Washington is home to the world’s top two wealthiest people. In October, Jeff Bezos added $9 billion to his personal wealth. Overnight.
Meanwhile, nearly 12,000 people experience homelessness in King County according to this 2017 report.
If Washington is so prosperous, why are so many unable to afford the basics? It all comes back to our upside-down tax code that benefits powerful special interests and the top 1% at the expense of low- and middle-income families.
Working people pay a share of state and local taxes seven times higher than that paid by Washington’s wealthiest. That means millions of parents must work multiple jobs just to afford rent and food. Thousands more find themselves in unstable housing situations, or unsheltered entirely. Our communities depend on things like food banks, transitional housing, and childcare assistance so families aren’t forced to go hungry and cold.

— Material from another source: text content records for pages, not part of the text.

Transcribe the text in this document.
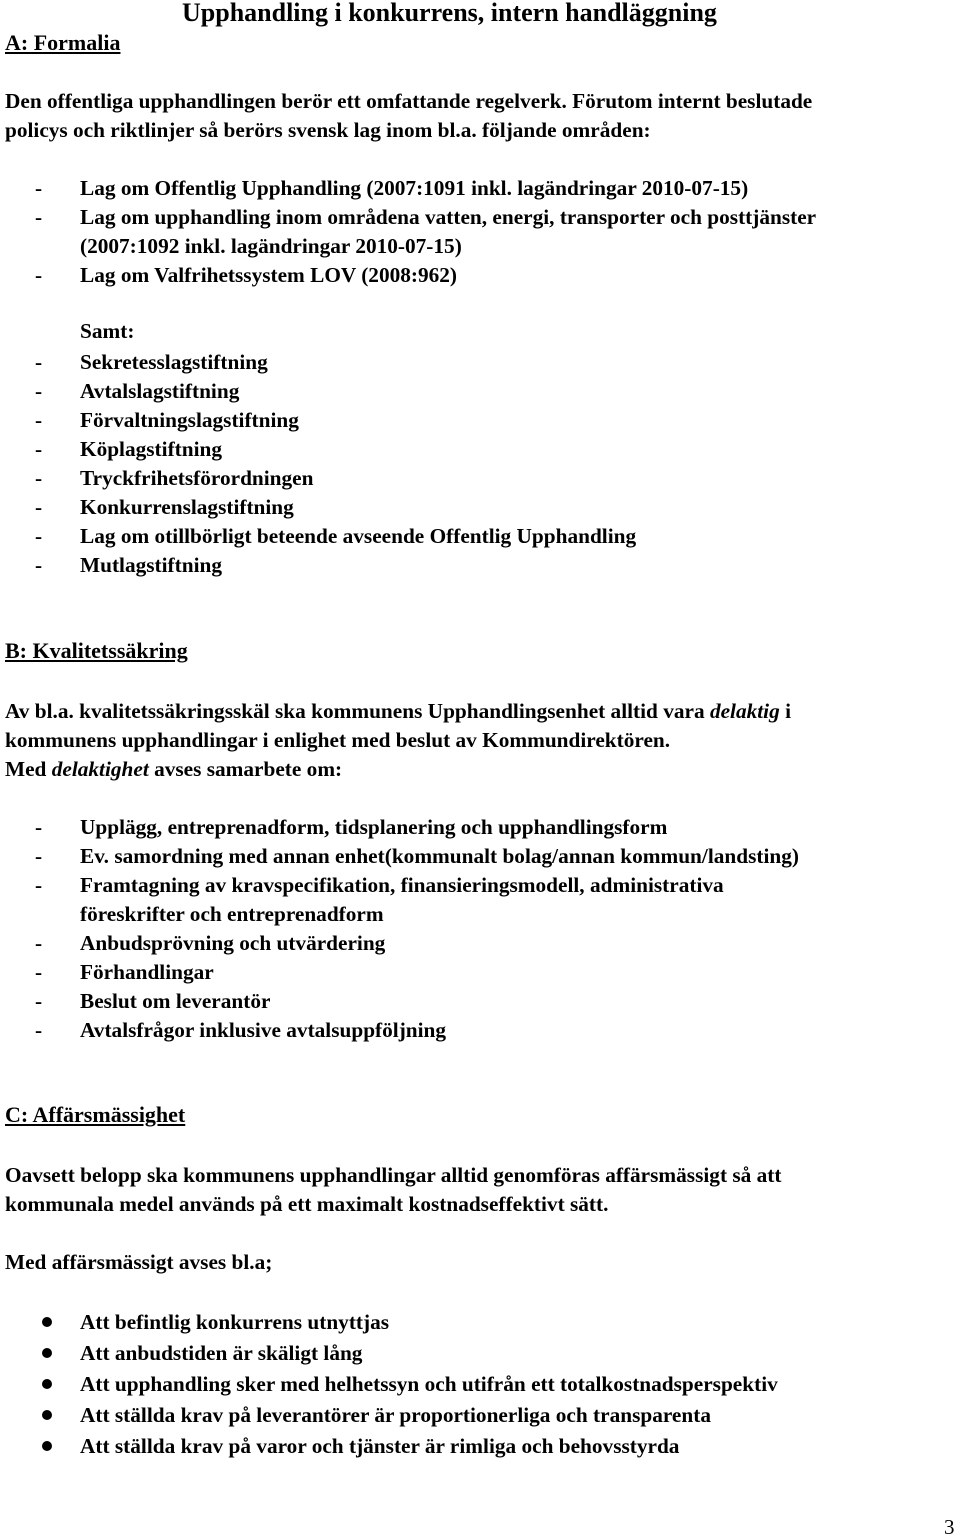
Upphandling i konkurrens, intern handläggning
A: Formalia
Den offentliga upphandlingen berör ett omfattande regelverk. Förutom internt beslutade
policys och riktlinjer så berörs svensk lag inom bl.a. följande områden:
- Lag om Offentlig Upphandling (2007:1091 inkl. lagändringar 2010-07-15)
- Lag om upphandling inom områdena vatten, energi, transporter och posttjänster
(2007:1092 inkl. lagändringar 2010-07-15)
- Lag om Valfrihetssystem LOV (2008:962)
Samt:
- Sekretesslagstiftning
- Avtalslagstiftning
- Förvaltningslagstiftning
- Köplagstiftning
- Tryckfrihetsförordningen
- Konkurrenslagstiftning
- Lag om otillbörligt beteende avseende Offentlig Upphandling
- Mutlagstiftning
B: Kvalitetssäkring
Av bl.a. kvalitetssäkringsskäl ska kommunens Upphandlingsenhet alltid vara delaktig i
kommunens upphandlingar i enlighet med beslut av Kommundirektören.
Med delaktighet avses samarbete om:
- Upplägg, entreprenadform, tidsplanering och upphandlingsform
- Ev. samordning med annan enhet(kommunalt bolag/annan kommun/landsting)
- Framtagning av kravspecifikation, finansieringsmodell, administrativa
föreskrifter och entreprenadform
- Anbudsprövning och utvärdering
- Förhandlingar
- Beslut om leverantör
- Avtalsfrågor inklusive avtalsuppföljning
C: Affärsmässighet
Oavsett belopp ska kommunens upphandlingar alltid genomföras affärsmässigt så att
kommunala medel används på ett maximalt kostnadseffektivt sätt.
Med affärsmässigt avses bl.a;
Att befintlig konkurrens utnyttjas
Att anbudstiden är skäligt lång
Att upphandling sker med helhetssyn och utifrån ett totalkostnadsperspektiv
Att ställda krav på leverantörer är proportionerliga och transparenta
Att ställda krav på varor och tjänster är rimliga och behovsstyrda
3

But powerful special interests have manipulated Washington’s tax code with hundreds of wasteful tax breaks and loopholes that siphon resources out of communities and into the wallets of big corporations. We lose millions in state revenue to these special deals, revenue that should be invested in services that benefit all of us.
It should not -- and does not -- have to be like this. If we work together, we can raise our voices and fight for a tax code that works for all of us. We could invest in multi-faceted solutions to homelessness by supporting shelters, transitional housing, emergency medical services, and more. We could make college and job training programs free for a more skilled workforce. We could ensure that every Washingtonian has access to affordable health care and mental health care so no one has to choose between seeking help and staying housed. We could invest in early childhood programs to give every kid the best start possible.
This vision is within our grasp, but it’ll take all of our communities staying strong and working together to create change. As news about the GOP tax bill trickles in -- a bill that transfers wealth and power from working and middle class families to powerful special interests -- we at All In For Washington can’t help but feel disappointment and anger. But we’re hopeful, too. Across our state and country, more and more people are coming together to push back and demand a tax code that works for everyone, not just the rich and powerful. We’re ready to fight for a tax code that actually reflects our values, right-side up. 2017 wasn’t an easy year, but it showed us the true character of our communities: courage, compassion, and a fiery commitment to building a better world.